Surround SCM allows a share to be broken at any time. This allows the two files to function as unique copies, storing any future changes independent of one another. To move a file in Surround SCM, you can share it to the new location then remove the original copy. The share will be broken, and the file and its complete history will only exist in the new location. Breaking shares can also be propagated between branches. If you break a share in the mainline and rebase the file that was broken, it is possible to have that break share operation replicated to the child branch.

Global Break Share

Sharing can be replicated across many different branches. There maybe a scenario where a file should be unshared for all branches. Global Break Share, which is an administrator feature, will execute a break share for all branches.

Caveats and Best Practices

To avoid any common ancestor conflicts, it is easier to share files before branches are created. For this reason, Seapine recommends developing a sharing strategy before creating branches in Surround SCM. However, it is easy to share new files that are added to Surround SCM because there are not any common ancestor concerns. Existing files are harder to share if they exist across multiple branches. You may need to remove copies from other branches to ensure there are no common ancestor conflicts.

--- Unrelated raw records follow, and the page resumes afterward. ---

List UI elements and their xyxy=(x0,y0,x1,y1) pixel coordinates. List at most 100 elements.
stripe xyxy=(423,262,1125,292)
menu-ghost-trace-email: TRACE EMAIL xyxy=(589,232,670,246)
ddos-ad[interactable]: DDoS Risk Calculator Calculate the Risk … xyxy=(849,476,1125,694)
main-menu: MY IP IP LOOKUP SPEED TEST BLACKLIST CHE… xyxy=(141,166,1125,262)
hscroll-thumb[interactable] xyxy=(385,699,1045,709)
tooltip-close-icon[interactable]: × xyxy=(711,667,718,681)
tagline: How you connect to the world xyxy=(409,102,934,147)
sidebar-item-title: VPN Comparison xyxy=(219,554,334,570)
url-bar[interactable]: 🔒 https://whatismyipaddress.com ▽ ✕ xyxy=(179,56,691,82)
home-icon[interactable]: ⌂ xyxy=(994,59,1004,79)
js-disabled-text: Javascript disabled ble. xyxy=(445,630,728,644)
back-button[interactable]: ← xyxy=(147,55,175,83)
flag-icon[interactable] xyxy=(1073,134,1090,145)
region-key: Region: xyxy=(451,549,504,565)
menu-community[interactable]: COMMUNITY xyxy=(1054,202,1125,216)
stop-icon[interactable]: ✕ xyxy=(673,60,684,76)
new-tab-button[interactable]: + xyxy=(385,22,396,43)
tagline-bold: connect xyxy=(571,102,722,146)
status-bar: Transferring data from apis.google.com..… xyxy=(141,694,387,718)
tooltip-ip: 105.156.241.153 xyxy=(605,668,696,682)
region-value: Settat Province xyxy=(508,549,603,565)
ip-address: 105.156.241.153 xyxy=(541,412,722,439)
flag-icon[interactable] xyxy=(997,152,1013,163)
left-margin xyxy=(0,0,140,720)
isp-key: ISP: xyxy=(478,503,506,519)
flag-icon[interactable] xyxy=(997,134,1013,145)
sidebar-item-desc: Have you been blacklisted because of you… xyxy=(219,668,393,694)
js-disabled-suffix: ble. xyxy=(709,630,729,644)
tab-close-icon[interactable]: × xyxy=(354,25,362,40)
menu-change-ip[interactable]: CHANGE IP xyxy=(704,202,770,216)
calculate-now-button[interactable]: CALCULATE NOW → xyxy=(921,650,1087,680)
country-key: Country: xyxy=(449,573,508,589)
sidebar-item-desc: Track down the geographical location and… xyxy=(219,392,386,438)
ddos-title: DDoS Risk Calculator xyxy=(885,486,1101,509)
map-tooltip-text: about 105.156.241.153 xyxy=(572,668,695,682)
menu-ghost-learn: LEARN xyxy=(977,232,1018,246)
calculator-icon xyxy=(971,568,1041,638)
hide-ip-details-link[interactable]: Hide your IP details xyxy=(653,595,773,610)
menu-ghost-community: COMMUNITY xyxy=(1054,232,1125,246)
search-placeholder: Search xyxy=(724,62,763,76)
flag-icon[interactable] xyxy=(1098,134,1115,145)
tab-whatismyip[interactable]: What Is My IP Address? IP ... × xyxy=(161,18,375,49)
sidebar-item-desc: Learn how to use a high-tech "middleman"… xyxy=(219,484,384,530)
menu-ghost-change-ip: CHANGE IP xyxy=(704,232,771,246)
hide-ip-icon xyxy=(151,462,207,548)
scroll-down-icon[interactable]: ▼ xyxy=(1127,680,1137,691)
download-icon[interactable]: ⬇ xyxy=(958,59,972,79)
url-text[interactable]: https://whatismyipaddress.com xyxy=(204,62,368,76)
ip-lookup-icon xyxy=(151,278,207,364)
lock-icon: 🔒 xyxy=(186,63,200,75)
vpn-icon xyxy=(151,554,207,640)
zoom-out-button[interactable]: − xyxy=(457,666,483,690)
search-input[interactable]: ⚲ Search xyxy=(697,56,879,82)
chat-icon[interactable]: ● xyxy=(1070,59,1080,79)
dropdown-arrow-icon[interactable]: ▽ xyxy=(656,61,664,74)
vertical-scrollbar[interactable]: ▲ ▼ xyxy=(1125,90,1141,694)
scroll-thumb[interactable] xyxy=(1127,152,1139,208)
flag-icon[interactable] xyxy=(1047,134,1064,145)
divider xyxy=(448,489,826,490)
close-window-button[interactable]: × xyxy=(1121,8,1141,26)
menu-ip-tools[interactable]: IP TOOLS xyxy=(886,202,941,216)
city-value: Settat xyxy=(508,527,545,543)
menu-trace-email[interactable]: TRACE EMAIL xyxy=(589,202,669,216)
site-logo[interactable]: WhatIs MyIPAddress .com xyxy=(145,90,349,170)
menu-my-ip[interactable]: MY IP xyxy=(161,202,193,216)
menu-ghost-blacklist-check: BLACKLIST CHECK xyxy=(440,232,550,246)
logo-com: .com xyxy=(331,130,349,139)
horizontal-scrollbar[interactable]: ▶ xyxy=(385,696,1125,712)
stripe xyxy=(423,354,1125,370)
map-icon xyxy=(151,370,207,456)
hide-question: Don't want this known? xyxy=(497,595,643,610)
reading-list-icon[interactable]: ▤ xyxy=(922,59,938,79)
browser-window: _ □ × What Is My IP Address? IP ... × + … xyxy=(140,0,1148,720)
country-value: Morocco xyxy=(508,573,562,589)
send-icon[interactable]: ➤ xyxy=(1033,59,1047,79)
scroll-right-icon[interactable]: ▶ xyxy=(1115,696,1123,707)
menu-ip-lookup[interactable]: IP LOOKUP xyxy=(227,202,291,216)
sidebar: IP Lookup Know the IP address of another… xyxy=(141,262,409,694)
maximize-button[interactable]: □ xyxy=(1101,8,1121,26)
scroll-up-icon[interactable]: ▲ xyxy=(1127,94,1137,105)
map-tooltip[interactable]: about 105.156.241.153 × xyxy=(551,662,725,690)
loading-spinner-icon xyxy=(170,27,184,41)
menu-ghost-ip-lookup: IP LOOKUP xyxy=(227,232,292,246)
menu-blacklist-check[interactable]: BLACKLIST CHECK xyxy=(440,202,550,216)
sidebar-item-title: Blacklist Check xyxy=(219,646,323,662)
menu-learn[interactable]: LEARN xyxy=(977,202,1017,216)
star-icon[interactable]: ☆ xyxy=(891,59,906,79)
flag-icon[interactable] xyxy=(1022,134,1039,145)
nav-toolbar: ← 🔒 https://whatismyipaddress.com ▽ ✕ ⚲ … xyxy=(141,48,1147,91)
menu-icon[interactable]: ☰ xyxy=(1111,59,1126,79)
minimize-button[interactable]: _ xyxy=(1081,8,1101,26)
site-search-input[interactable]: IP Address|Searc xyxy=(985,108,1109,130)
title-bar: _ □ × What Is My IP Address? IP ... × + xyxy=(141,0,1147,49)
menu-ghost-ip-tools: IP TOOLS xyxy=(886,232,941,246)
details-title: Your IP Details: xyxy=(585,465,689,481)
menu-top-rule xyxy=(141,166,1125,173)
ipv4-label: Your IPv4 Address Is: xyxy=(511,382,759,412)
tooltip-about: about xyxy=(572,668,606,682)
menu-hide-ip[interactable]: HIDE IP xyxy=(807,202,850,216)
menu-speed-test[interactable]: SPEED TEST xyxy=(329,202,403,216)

Using Labels and Broken Shares

When a break share operation is performed, Surround SCM simply tracks of all the new changes (or deltas) made to the independent copies of this file (similar to how file changes are stored between branches). This can lead to a potential issue if you use labels to identify builds. Because there is only one copy of the file in the Surround database when a label is applied to the file it is associated with only one version of the file. A label cannot be applied simultaneously to multiple versions of a single file (though the label can be moved to different versions). The result is that a build may be getting the wrong copy of a file from one of the old share-to repository locations. Use the Global Break Share command to solve this problem. After you globally break shares, a new file object is created in the Surround database. This allows deltas and labels to be applied to these now-unique database objects, independently of each other.

Working Directory Copy

Keep in mind that the Surround SCM database is not a filesystem. The repository view may look like your filesystem, but the Surround SCM database does not function like a filesystem. When a file is shared in Surround SCM, the backend system uses special database markers to identify when the file is shared, and to which locations, and it maintains this link for users across multiple repositories and branches. However, when a user performs a Get to their local filesystem a file shared to multiple repositories with multiple working directories will exist as separate copies. This means that while a file shared in Surround will always be identical across all the repositories it is shared to, that same file might exist as different copies in your local working directory. For example, the following files exist in Surround SCM: C:Clientfilea.cpp and C:Serverfilea.cpp. If you modify the Client copy of filea.cpp in your working directory, the Server copy is not updated, even if filea.cpp is shared between the Client and Server repositories. The local copies remain different until the Client copy of filea.cpp is checked in and a Get is performed on the Server copy of filea.cpp. To avoid these types of issues, some administrators eliminate the ability to use sharing in Surround SCM and use on a Common repository instead. (Commonly referred to as using include paths in project/solution workspaces.)